How to Be the Rockstar of Your Employer Branding Strategy


HR Insights for ProfessionalsThe latest thought leadership for HR pros

Monday, July 27, 2020

A strong employer brand strengthens your proposition to candidates and sets you apart from the competition, so what can you do to take your branding efforts to the next level?

Article 4 Minutes
How to Be the Rockstar of Your Employer Branding Strategy

When you're operating in a tight labor market and facing competition from all sides to secure the top candidates, one of the most effective weapons you can have in your arsenal is a strong employer brand.

Research shows:

  • 75% of job seekers consider an employer's brand before applying
  • 55% of candidates abandon applications after reading negative reviews of a company
  • 86% of employees wouldn't continue to work for an organization that gains a bad reputation with former staff or the general public

Given the undeniable importance of employer branding, most companies will have something to gain from stepping up or regularly reviewing their efforts on this front.

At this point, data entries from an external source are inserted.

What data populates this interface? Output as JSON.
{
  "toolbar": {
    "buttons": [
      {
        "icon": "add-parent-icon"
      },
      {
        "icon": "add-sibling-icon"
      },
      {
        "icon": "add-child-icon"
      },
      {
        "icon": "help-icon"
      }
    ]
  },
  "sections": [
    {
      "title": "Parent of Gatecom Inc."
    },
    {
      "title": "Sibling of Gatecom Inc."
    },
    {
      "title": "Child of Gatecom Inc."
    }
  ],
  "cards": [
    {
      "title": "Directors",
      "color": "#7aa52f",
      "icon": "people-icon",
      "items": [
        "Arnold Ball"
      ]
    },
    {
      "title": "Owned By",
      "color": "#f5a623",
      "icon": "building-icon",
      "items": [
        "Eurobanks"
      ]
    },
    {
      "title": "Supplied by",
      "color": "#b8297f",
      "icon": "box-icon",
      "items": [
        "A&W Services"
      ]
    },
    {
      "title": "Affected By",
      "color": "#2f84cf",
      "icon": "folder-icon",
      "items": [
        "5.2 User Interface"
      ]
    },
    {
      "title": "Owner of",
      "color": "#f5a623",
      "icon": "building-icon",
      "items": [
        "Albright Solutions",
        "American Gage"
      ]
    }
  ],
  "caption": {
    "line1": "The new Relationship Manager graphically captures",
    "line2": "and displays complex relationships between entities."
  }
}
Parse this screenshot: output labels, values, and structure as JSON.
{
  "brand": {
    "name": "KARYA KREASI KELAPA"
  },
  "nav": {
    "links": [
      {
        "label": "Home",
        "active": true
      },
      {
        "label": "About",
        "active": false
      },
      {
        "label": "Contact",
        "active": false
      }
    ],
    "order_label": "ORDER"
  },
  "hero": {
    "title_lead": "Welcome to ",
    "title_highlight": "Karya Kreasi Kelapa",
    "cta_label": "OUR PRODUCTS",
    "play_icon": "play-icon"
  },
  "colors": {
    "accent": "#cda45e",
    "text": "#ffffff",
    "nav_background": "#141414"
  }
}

So what can you do to support this and strengthen your employer brand?

Identify what makes you unique

One of the top priorities of your employer branding efforts should be to outline what makes you unique as an organization and how you can offer something truly special and rewarding to current and prospective employees.

This might be your company culture - something that’s highly important to many job candidates and can also boost your appeal to customers and potential partners.

"Company culture is the brand - the personality of your company. It is the sum of many parts, including your mission, values, goals, and work environment. Employees want to work for companies with a great culture that they can be a part of." - Eleanor Estes, chief executive of IT and engineering recruitment firm TPI Inc.


It's vital to have a clear idea of what defines your company culture and how it distinguishes you from your competitors. This should be exemplified by leaders and those at the top of the organization, whose influence can spread throughout the whole company.

Other key aspects of your employer value proposition might include a strong emphasis on workforce diversity or a very specific approach to career advancement and skills development.

Know where you currently stand

To take your employer branding to the next level, you must have a clear idea of where it is right now and a strong and accurate understanding of how you're perceived as an employer.

This can be based on the views of people outside the business as well as internal stakeholders. You can collect feedback and insights through processes like:

  • Candidate journey audits
  • Internal and external focus groups
  • Employee surveys
  • Workshops with senior management

Your findings will provide a crucial benchmark for how you want your employer brand to change and improve.

Tell a story

Humans are hardwired to respond to a compelling story - a fact that's just as relevant for HR managers as it is for those working in more obviously creative fields like marketing.

There are many examples of large corporations that have successfully incorporated storytelling in their employer branding strategies. For instance, Microsoft gives potential candidates a look inside its unique workspaces through the Microsoft Life blog and Instagram account, which is largely curated by employees, giving it a sense of authenticity.

Showcasing its culture in this way has helped the firm stay relevant and keep up with its rivals in the fast-moving and highly demanding tech sector.

Mediums like video, blogs and slideshows can all help you tell your story and strengthen your employer brand.

Leverage internal resources

With any company venture or investment, it makes sense to take full advantage of the internal resources at your disposal to maximize the likelihood of success.

Where employer branding is concerned, one step that can optimize your efforts to relaunch or update your brand is getting internal feedback first. Stakeholders within the business could be the source of valuable views and opinions that help you improve your strategy prior to a full launch.

You should also be sure to leverage arguably the most valuable asset of all when it comes to communicating your brand: existing employees. Sharing staff interviews and testimonials on your website and social media channels can provide candidates with a relatable, engaging account of what it's like to work for you.

Get onboarding right

If the appeal of your employer brand has successfully attracted new hires, it's vital to ensure the methods and messages that drove your recruitment efforts are reflected in your onboarding.

During their first days and weeks after joining, new hires will form early impressions that could dictate their entire experience of working with you. Negative perceptions and bad reviews could do harm to your employer brand and make it more difficult to find high-quality recruits in the future.

Research shows that people who have a bad onboarding experience are twice as likely to seek a new opportunity in the immediate future. If you want to improve retention and build a strong employer brand with the help of a happy workforce, it's vital to get this right.